I play elaborate mind games. This year I considered re-scheduling it until after a weekend writing retreat on the theory that if I got bad news, I would not have the peace of mind to spend four days in a hotel room writing. My interior monologue goes like this: If I don’t have the test this week, I won’t know anything. If I don’t have the test but do have breast cancer, I ought to be acting quickly and not sitting in a hotel room. If I don’t to go the retreat, I am robbing myself of an experience I deeply desire, notwithstanding other anxieties about it. The voices are calling to me: Bad news is around the corner. You can’t escape this. If you go for the light instead of the darkness, something very, very bad will happen.

It is a formidable adversary. Still, I go. Hurray for the forces of light.

Here in the waiting room the week after a writing retreat, I wonder if my life is about to change – or end. I want to get out of here. The longer I sit, the more I worry. My arms and legs are crossed to contortion.
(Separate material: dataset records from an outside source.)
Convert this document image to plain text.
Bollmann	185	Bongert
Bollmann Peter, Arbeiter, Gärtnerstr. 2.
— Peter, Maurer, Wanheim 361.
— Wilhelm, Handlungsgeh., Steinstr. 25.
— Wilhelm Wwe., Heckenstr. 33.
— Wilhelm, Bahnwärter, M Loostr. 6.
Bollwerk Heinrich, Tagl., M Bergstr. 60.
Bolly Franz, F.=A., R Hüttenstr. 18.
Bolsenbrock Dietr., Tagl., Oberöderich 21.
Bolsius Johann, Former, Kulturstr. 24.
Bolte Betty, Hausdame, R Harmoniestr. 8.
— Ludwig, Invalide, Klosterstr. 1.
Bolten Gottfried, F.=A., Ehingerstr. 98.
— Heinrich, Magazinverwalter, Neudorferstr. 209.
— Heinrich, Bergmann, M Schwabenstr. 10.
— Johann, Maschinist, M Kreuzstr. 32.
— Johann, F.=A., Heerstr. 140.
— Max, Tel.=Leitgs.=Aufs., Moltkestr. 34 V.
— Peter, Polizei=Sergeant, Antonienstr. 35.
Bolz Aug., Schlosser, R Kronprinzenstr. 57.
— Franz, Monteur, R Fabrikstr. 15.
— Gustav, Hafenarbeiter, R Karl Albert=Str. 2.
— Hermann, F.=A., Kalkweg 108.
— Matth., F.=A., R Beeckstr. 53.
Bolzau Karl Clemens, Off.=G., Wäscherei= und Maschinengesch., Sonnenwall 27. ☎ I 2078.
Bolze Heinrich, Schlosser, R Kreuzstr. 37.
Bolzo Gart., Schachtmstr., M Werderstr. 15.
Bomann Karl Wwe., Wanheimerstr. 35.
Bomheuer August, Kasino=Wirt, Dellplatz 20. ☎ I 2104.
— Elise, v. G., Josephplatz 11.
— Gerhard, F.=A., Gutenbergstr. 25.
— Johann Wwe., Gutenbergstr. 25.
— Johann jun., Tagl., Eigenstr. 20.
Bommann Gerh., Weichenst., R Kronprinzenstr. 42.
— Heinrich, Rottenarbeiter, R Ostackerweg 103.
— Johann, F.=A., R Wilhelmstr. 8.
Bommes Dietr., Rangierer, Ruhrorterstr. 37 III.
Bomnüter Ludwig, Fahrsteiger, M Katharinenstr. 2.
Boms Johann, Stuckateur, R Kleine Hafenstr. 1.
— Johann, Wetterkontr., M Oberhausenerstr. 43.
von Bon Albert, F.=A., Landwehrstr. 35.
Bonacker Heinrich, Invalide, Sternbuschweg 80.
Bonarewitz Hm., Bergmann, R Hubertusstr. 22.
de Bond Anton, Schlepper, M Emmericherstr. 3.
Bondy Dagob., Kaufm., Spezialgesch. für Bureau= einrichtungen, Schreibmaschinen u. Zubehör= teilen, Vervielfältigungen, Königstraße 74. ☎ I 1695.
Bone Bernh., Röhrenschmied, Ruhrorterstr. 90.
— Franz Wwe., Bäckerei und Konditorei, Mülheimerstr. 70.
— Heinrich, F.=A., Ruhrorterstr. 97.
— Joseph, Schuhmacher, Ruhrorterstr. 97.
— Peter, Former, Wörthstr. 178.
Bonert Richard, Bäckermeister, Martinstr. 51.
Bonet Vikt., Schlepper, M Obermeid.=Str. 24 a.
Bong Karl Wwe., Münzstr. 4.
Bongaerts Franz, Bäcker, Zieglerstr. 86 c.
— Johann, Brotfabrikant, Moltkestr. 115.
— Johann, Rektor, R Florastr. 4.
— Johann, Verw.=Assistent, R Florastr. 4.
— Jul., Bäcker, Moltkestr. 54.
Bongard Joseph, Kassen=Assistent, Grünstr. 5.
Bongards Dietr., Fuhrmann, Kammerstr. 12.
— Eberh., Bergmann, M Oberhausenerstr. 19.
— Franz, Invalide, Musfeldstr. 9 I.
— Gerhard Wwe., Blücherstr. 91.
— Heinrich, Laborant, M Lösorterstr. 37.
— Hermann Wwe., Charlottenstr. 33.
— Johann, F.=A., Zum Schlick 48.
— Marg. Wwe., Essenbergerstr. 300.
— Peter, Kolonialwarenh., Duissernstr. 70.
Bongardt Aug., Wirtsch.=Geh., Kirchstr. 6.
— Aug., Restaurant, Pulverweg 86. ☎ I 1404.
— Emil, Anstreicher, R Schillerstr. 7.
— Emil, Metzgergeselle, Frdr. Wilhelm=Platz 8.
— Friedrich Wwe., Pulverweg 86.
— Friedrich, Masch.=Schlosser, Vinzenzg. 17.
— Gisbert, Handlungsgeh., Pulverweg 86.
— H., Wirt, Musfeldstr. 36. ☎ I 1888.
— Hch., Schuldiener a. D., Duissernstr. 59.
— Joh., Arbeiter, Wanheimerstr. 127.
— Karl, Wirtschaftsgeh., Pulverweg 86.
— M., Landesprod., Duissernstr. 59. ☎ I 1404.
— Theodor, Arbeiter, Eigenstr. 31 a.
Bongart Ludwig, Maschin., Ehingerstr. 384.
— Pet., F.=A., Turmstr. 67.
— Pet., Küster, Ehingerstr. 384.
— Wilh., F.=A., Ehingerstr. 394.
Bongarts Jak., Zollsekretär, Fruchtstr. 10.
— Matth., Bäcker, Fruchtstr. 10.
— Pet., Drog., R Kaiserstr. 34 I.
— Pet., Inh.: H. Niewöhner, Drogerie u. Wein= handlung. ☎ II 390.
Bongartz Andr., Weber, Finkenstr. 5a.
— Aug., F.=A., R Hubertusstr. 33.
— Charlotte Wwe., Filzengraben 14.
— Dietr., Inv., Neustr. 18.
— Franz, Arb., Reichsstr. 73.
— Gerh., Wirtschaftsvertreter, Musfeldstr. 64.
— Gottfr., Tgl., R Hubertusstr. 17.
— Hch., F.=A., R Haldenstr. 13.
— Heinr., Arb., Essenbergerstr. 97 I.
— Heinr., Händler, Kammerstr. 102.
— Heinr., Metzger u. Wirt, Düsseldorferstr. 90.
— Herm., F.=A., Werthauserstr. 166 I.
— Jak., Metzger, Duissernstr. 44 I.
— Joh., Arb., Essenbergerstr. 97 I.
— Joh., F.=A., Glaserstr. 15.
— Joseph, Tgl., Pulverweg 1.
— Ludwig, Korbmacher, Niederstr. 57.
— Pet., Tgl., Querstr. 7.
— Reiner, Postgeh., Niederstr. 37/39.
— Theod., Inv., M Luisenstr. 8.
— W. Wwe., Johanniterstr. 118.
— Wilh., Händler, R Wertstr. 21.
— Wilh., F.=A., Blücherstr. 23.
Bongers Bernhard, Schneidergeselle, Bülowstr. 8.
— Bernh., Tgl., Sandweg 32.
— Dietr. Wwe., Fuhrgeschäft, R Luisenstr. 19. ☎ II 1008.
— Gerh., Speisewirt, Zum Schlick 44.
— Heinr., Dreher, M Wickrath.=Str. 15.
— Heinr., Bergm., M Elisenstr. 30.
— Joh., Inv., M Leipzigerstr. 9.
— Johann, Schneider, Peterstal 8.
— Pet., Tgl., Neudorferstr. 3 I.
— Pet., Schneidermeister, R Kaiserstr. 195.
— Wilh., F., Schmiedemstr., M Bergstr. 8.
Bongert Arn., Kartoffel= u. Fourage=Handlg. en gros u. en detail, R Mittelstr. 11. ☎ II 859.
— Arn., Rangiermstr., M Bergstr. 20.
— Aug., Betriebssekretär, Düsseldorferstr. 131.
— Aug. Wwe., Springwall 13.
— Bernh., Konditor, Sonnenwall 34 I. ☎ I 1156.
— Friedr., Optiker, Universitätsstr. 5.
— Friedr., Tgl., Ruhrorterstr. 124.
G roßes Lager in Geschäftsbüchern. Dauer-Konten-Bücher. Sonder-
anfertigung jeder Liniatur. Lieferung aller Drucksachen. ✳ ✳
Is this going to be a Before and After moment? Why is it taking so long? What have they found? Will I suffer? Will I ever wear a pretty new lipstick or sing out loud in the car or feel safe in the world again? What of mutilation, chopping off a breast or two?

And then I’m called in to see the radiologist. Twenty paces have never been longer. I walk into a low-lit room with digital screens on three sides and a friendly woman who extends her hand to introduce herself. “You’re fine. Everything looks great.” I don’t even remember her name.

I am back in the world, back in the game my heart and brain left behind in order to get through this. I love everything. I go into the dressing room and say a little prayer of gratitude to the universe. Then I leave. I go out to Old Navy and to celebrate my relief, I buy myself a pair of cozy flannel pajamas.